Hoje a velha Cachoeira do rio Arari, no sonho da criaturada, é vasto museu ao ar livre que se torna cobra-canoa Boiuna para atravessar a baía do Marajó rumo a Belém do Grão-Pará e o rio Arari para a outra margem em direção à vila de Ponta de Pedras onde o romancista nasceu. O Chalé se alberga agora na imaginação de "cacos de índio", bezerro de duas cabeças, o horroroso Viramundo e mais instrumentos de tortura de escravos, computadores socioeducativos do Gallo, peças de cerâmica marajoara salvas das patas dos búfalos e a diversidade dos acervos memoriais do museu do padre dos pescadores, afilhado de São Pedro Safadinho. A salvo de mil e um dilúvios de temporada invernosa e da falência da fábrica Oleica, pela invenção do sui generis museu, em meio a balanços de perdas e ganhos dos incentivos fiscais da velha SUDAM; transformada por acaso em curral das éguas... Antes que o padre para nunca mais, saindo de Santa Cruz rio abaixo; viesse se mudar, de mala e cuia, em Cachoeira a fim dele não implodir logo na primeira fase do inacreditável museu marajoara. O museu é nosso e esse rio é nossa rua, cheio de encantos mil na pletora de caruanas que desafiam a física quântica na universidade da maré.
A partir dessa vetusta arca de noé ou jangada de cerâmica marajoara, braços de rios, lagos e igarapés tecem a rede aquática reunindo 16 municípios, cada um com seu ecomuseu ou museu comunitário interligado a Cachoeira do Arari pelo mesmo curso de rio e mar da memória.
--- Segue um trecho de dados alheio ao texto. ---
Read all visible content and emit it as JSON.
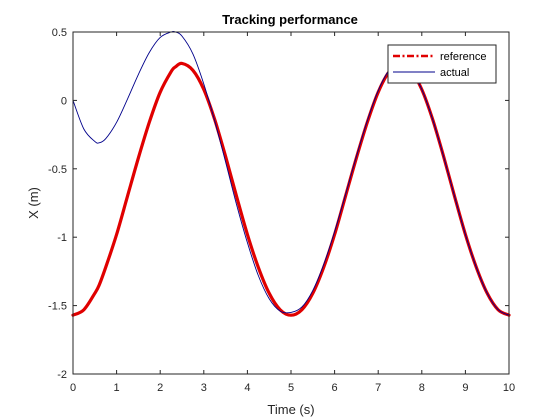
{
  "chart_data": {
    "type": "line",
    "title": "Tracking performance",
    "xlabel": "Time (s)",
    "ylabel": "X (m)",
    "xlim": [
      0,
      10
    ],
    "ylim": [
      -2,
      0.5
    ],
    "xticks": [
      0,
      1,
      2,
      3,
      4,
      5,
      6,
      7,
      8,
      9,
      10
    ],
    "xtick_labels": [
      "0",
      "1",
      "2",
      "3",
      "4",
      "5",
      "6",
      "7",
      "8",
      "9",
      "10"
    ],
    "yticks": [
      -2,
      -1.5,
      -1,
      -0.5,
      0,
      0.5
    ],
    "ytick_labels": [
      "-2",
      "-1.5",
      "-1",
      "-0.5",
      "0",
      "0.5"
    ],
    "grid": false,
    "legend_position": "top-right",
    "x": [
      0,
      0.25,
      0.5,
      0.6,
      0.75,
      1,
      1.25,
      1.5,
      1.75,
      2,
      2.25,
      2.35,
      2.5,
      2.75,
      3,
      3.25,
      3.5,
      3.75,
      4,
      4.25,
      4.5,
      4.75,
      5,
      5.25,
      5.5,
      5.75,
      6,
      6.25,
      6.5,
      6.75,
      7,
      7.25,
      7.5,
      7.75,
      8,
      8.25,
      8.5,
      8.75,
      9,
      9.25,
      9.5,
      9.75,
      10
    ],
    "series": [
      {
        "name": "reference",
        "color": "#e00000",
        "style": "dash-dot",
        "values": [
          -1.57,
          -1.53,
          -1.41,
          -1.35,
          -1.22,
          -0.98,
          -0.7,
          -0.42,
          -0.16,
          0.06,
          0.21,
          0.245,
          0.27,
          0.22,
          0.08,
          -0.14,
          -0.41,
          -0.7,
          -0.98,
          -1.22,
          -1.41,
          -1.53,
          -1.57,
          -1.53,
          -1.41,
          -1.22,
          -0.98,
          -0.7,
          -0.42,
          -0.16,
          0.06,
          0.21,
          0.27,
          0.22,
          0.08,
          -0.14,
          -0.41,
          -0.7,
          -0.98,
          -1.22,
          -1.41,
          -1.53,
          -1.57
        ]
      },
      {
        "name": "actual",
        "color": "#00008b",
        "style": "solid",
        "values": [
          0.0,
          -0.21,
          -0.3,
          -0.31,
          -0.28,
          -0.16,
          0.01,
          0.19,
          0.35,
          0.46,
          0.5,
          0.5,
          0.47,
          0.34,
          0.12,
          -0.15,
          -0.45,
          -0.76,
          -1.04,
          -1.28,
          -1.45,
          -1.54,
          -1.55,
          -1.51,
          -1.39,
          -1.2,
          -0.96,
          -0.69,
          -0.41,
          -0.15,
          0.07,
          0.22,
          0.27,
          0.22,
          0.08,
          -0.14,
          -0.41,
          -0.7,
          -0.98,
          -1.22,
          -1.41,
          -1.53,
          -1.57
        ]
      }
    ]
  }
}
Já dizia o payaçu dos índios Antônio Vieira, em carta a el-rei, que ele foi levar a Mapuá as pazes do reino de Portugal com "índios cristãos" (na verdade, tupinambás inimigos hereditários dos "malvados" (marajós), ditos nheengaíbas) aos pagãos rebeldes da Ilha dos Nheengaíbas (Marajó). Diz ele que viajou com tropa de Cametá por dias e noites contínuos através de ruas, travessas e praças d'água dentre floresta submersa.
Mundo hídrico onde homens se moviam mais de braços e remos, do que andavam a pé. Ali na vastidão de águas amazônicas montaria não era cavalo ou boi de sela, mas canoa a remos... Tal é o caso da casa-ecomuseu a bem navegar águas da memória: ancorar em Soure e Salvaterra a salvar o palimpsesto que o jovem Dalcídio trazia de Gurupá, passagem das Ilhas com estada no rio Baquiá; um bordejo na casa dos Alcântaras, em Belém; voltar a Cachoeira pernoitando na ilha de Santana para descobrir que o menino Alfredo já era homem feito e a Ponta de Pedras em canoa a remo através do Furo das Laranjeiras e do Rio Canal para varar ao Marajó-Açu que deu nome a toda ilha grande... Pegar o Ita do Norte para o Rio de Janeiro, viajar ao Guaíba, passar por Porto Alegre para escrever o primeiro romance proletário brasileiro, Linha do Parque, na cidade portuária de Rio Grande... Depois na mansarda da rua das Laranjeiras, que nem um frade beneditino, navegar e navegar o rio da memória até ancorar, enfim, em Ribanceira, derradeiro romance, sito à margem do maior rio do mundo, Amazonas. Em Gurupá, lembranças do fim da época da Borracha ao pé forte português que rompeu a "linha" de Tordesilhas.